What is Hb D disease? It is also known as Hb D Punjab.
The variant Hb D can be found as a mild hemolytic disease in North India, Pakistan, Iran and African Americans or in combination. It occurs in 4 forms homozygous Hb D disease, heterozygous Hb D trait, Hb D-thalasemia and Hb D-HbS disease. The homozygotes present as mild hemolytic anemia and moderate splenomegaly.
Hb E disease.
This is the most common hemoglobin abnormality found in the world. It is commonly found in Southeast Asia specially Thailand. It is inherited as an autosomal recessive gene. Presents as asymptomatic mild anemia. Its beta chain synthesises more slowly.
Hb Constant Spring.
The recessive gene produces a long, unstable alpha chain which has 31 extra molecules. Presents as anemia with a low hemoglobin in RBCs.
Hemoglobin C. (named after Christchurch in New Zealand)
This is the commonest hemoglobin variant found in the USA. This mutation reduces the normal plasticity of host erythrocytes. Hb C crystallizes in the RBC, due to decreased solubility. RBCs become more rigid, often fragment (microspherocytes form) as they attempt to transverse microvasculature. RBC life-span is 30-35 days. Hb composition:- Hb C >90%, Hb F <10%Prevalence. The Hb C mutant allele is common in West Africa; found in I%of African Americans. Genetic compounds (heterozygotes for both HbS and C or thalassemia) are not infrequent, due to significant geographic overlap. Clinical Symptoms: splenomegaly (from sequestration of rigid cells), mild-to-moderate normocytic, normochromic anemia(Hb level 8-12 g/dL). In homozygotes, nearly all Hb is in the Hb C form, resulting in moderate normocytic normochromic anemia. In those who are heterozygous for the mutation, about 28-44% of total Hb is Hb C and anemia does not develop(it is considered a benign condition)
This is an autosomal recessive gene found in Cyprus 16%, Thailand 3-14%, 3-8% in India, Pakistan, Bangladesh and China and also Southeast Asia and Africa. When the abnormality is in the production of the alpha gene it is called alpha thalasemia and when in the beta chain it is called beta thalasemia. The mutation slows down the production of the affected chain so tetramers of the healthy chain form Beta 4, alpha 4 or gamma-4. These accumulate in the nucleus and stop cell division. Many cells die in the bone marrow, those released into the circulation sequester in the spleen.
Patients do not become symptomatic while they are producing fetal hemoglobin that is upto the age of 2 years when the adult type of hemoglobin is phased in.

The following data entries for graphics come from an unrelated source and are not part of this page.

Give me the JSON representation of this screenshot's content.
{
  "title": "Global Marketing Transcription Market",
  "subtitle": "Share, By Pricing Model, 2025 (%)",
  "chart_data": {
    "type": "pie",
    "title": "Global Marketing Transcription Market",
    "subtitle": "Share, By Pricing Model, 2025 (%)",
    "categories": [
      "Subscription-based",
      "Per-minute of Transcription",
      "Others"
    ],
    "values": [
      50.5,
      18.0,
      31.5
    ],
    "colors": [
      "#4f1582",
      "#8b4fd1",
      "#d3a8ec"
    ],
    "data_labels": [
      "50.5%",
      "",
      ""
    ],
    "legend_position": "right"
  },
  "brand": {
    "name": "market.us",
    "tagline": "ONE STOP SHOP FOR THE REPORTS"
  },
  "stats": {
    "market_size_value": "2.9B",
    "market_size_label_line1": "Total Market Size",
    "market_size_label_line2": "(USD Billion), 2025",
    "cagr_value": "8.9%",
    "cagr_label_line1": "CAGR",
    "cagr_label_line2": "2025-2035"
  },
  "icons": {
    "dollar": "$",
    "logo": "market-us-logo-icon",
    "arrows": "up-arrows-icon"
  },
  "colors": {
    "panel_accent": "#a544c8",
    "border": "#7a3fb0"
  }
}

Complex thalasemia is fortunately, much less common. Involves large deletions from the beta-globin gene cluster. If at least one of the gamma genes is still intact, Hb F will persist after birth.
Hereditary Persistence of Fetal Hemoglobin.
Fetal Hb (Hb F) is the main oxygen transport protein in the fetus during the last 7 months of development. Hb F binds oxygen with greater affinity than the adult form. Hb F is nearly completely replaced by Hb A by approximately the 12th week of postnatal life. Decreased~-globin chain synthesis is compensated for by the production of gamma-globin. Homozygotes have 100% Hb F. Heterozygotes have 70 % Hb A and 30 % Hb F.
Your patient may also have an acquired hemoglobinopathy. This will be discussed in another post.